The haunting stories in HAO follow Chinese women in both China and America attempting to find language to navigate not only the immigrant experience but the strange continent of motherhood. Confronted with vast silences of gender and identity and trauma, these characters search for words to form fragile intimacies across alien or inhospitable landscapes. In the title story, “Hao,” a persecuted teacher attempts to survive the Cultural Revolution through a word game she plays with her daughter. In “Crazy English,” a woman who comes to America on a fiancée visa struggles with her anxiety around the English language and the looming menace of a stalker. In “A Drawer,” an illiterate teen mother in mid-20th Century wartime China tries to invent a language for herself through drawing.

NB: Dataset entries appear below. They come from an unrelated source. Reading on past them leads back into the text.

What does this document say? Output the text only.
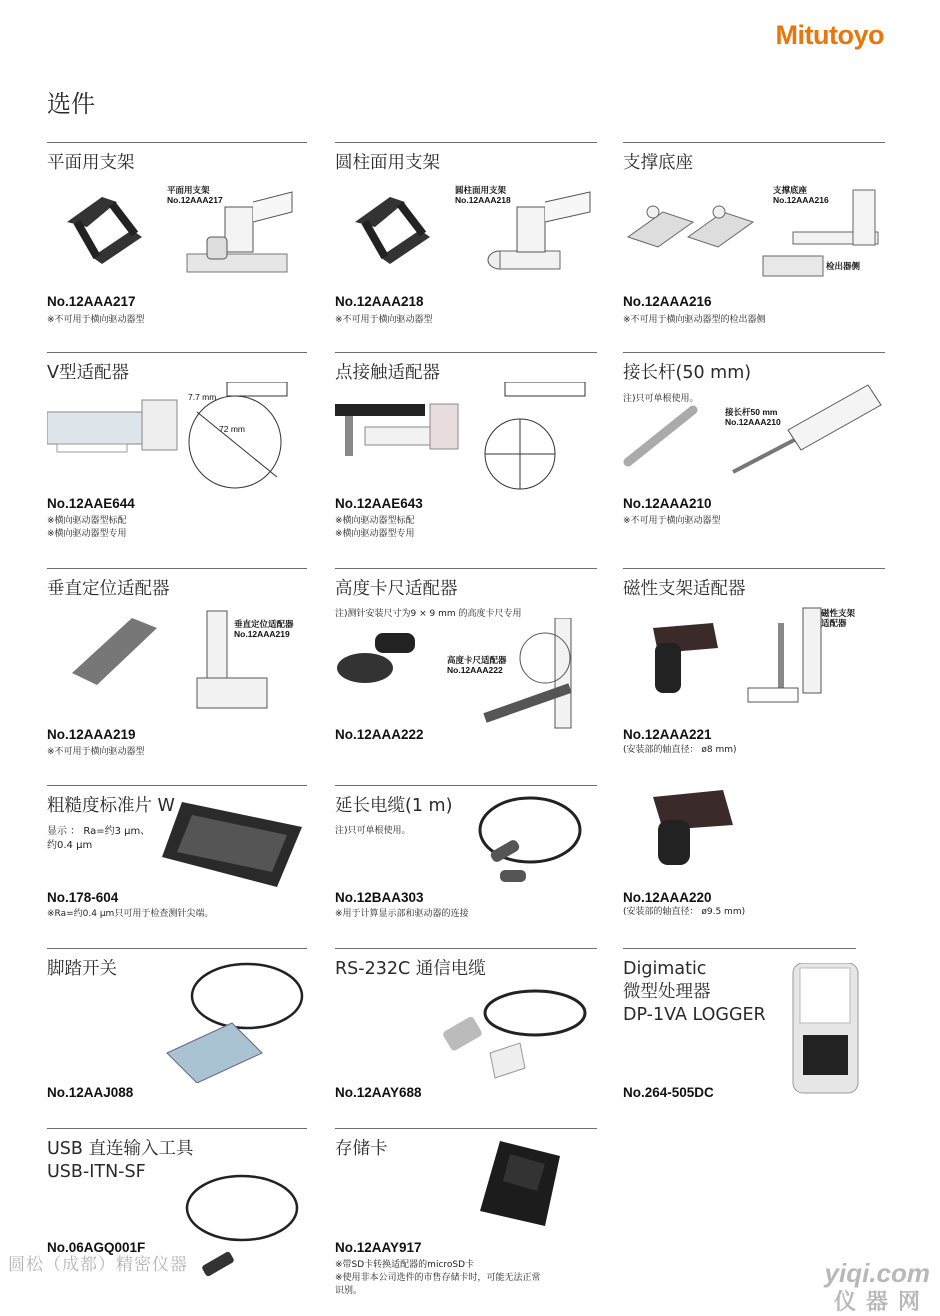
Mitutoyo
选件
平面用支架
平面用支架
No.12AAA217
No.12AAA217
※不可用于横向驱动器型
圆柱面用支架
圆柱面用支架
No.12AAA218
No.12AAA218
※不可用于横向驱动器型
支撑底座
支撑底座
No.12AAA216
检出器侧
No.12AAA216
※不可用于横向驱动器型的检出器侧
V型适配器
7.7 mm
72 mm
No.12AAE644
※横向驱动器型标配
※横向驱动器型专用
点接触适配器
No.12AAE643
※横向驱动器型标配
※横向驱动器型专用
接长杆(50 mm)
注)只可单根使用。
接长杆50 mm
No.12AAA210
No.12AAA210
※不可用于横向驱动器型
垂直定位适配器
垂直定位适配器
No.12AAA219
No.12AAA219
※不可用于横向驱动器型
高度卡尺适配器
注)测针安装尺寸为9 × 9 mm 的高度卡尺专用
高度卡尺适配器
No.12AAA222
No.12AAA222
磁性支架适配器
磁性支架
适配器
No.12AAA221
(安装部的轴直径： ø8 mm)
粗糙度标准片 W
显示 ： Ra=约3 μm、
约0.4 μm
No.178-604
※Ra=约0.4 μm只可用于检查测针尖端。
延长电缆(1 m)
注)只可单根使用。
No.12BAA303
※用于计算显示部和驱动器的连接
No.12AAA220
(安装部的轴直径： ø9.5 mm)
脚踏开关
No.12AAJ088
RS-232C 通信电缆
No.12AAY688
Digimatic
微型处理器
DP-1VA LOGGER
No.264-505DC
USB 直连输入工具
USB-ITN-SF
No.06AGQ001F
存储卡
No.12AAY917
※带SD卡转换适配器的microSD卡
※使用非本公司选件的市售存储卡时，可能无法正常
识别。
圆松（成都）精密仪器	yiqi.com
仪器网
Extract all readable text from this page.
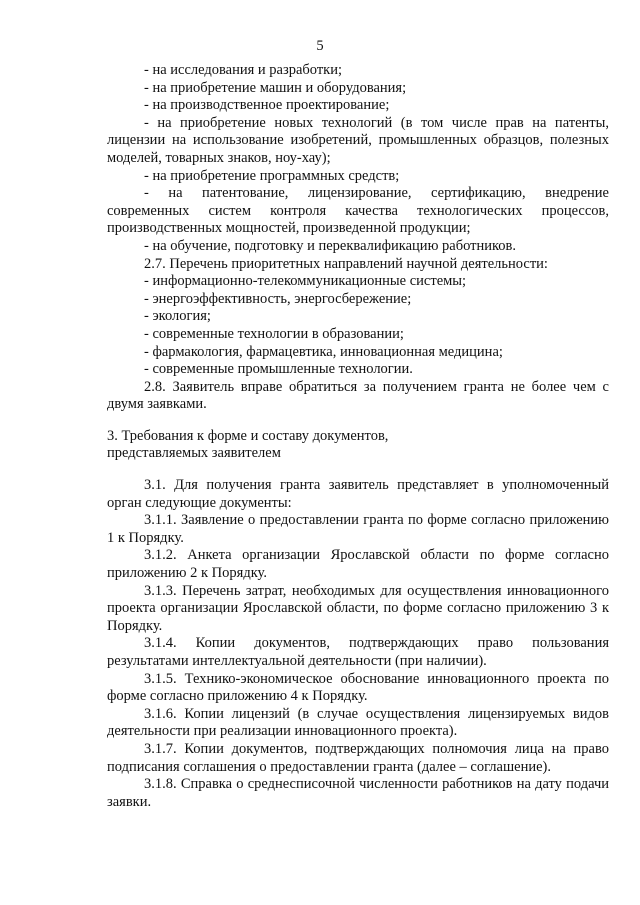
5

- на исследования и разработки;

- на приобретение машин и оборудования;

- на производственное проектирование;

- на приобретение новых технологий (в том числе прав на патенты, лицензии на использование изобретений, промышленных образцов, полезных моделей, товарных знаков, ноу-хау);

- на приобретение программных средств;

- на патентование, лицензирование, сертификацию, внедрение современных систем контроля качества технологических процессов, производственных мощностей, произведенной продукции;

- на обучение, подготовку и переквалификацию работников.

2.7. Перечень приоритетных направлений научной деятельности:

- информационно-телекоммуникационные системы;

- энергоэффективность, энергосбережение;

- экология;

- современные технологии в образовании;

- фармакология, фармацевтика, инновационная медицина;

- современные промышленные технологии.

2.8. Заявитель вправе обратиться за получением гранта не более чем с двумя заявками.

3. Требования к форме и составу документов,
представляемых заявителем

3.1. Для получения гранта заявитель представляет в уполномоченный орган следующие документы:

3.1.1. Заявление о предоставлении гранта по форме согласно приложению 1 к Порядку.

3.1.2. Анкета организации Ярославской области по форме согласно приложению 2 к Порядку.

3.1.3. Перечень затрат, необходимых для осуществления инновационного проекта организации Ярославской области, по форме согласно приложению 3 к Порядку.

3.1.4. Копии документов, подтверждающих право пользования результатами интеллектуальной деятельности (при наличии).

3.1.5. Технико-экономическое обоснование инновационного проекта по форме согласно приложению 4 к Порядку.

3.1.6. Копии лицензий (в случае осуществления лицензируемых видов деятельности при реализации инновационного проекта).

3.1.7. Копии документов, подтверждающих полномочия лица на право подписания соглашения о предоставлении гранта (далее – соглашение).

3.1.8. Справка о среднесписочной численности работников на дату подачи заявки.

By turns expansive and visceral, HAO is a tightly thematic portrait of the immigrant experience and a moving meditation on motherhood which will appeal to readers of
Sour Heart and Sabrina & Corina.

Ye Chun (first name: Chun, surname: Ye) is a former NEA Literature Fellow and a three-time recipient of the Pushcart Prize for poetry or fiction. She received an MFA in Poetry from the University of Virginia and a PhD in Literature and Creative Writing from the University of Missouri. Her short stories have appeared in Gulf Coast, TriQuarterly, and The Georgia Review, among other places. She has published two books of poetry: Travel Over Water and Lantern Puzzle, which won the Berkshire Prize. Her novel in Chinese,《海上的桃树》(Peach Tree in the Sea) was published by People’s Literature Publishing House in 2011. She has published three volumes of translations, including Ripened Wheat: Selected Poems of Hai Zi, shortlisted for the 2016 Lucien Stryk Asian Translation Award, and Long River: Poems by Yang Jian. Her translation of Li-Young Lee’s Behind My Eyes and Undressing came out in 2019 from People’s Literature Publishing House, and her translation of Galway Kinnell’s The Book of Nightmares is forthcoming in 2020. She teaches at Providence College.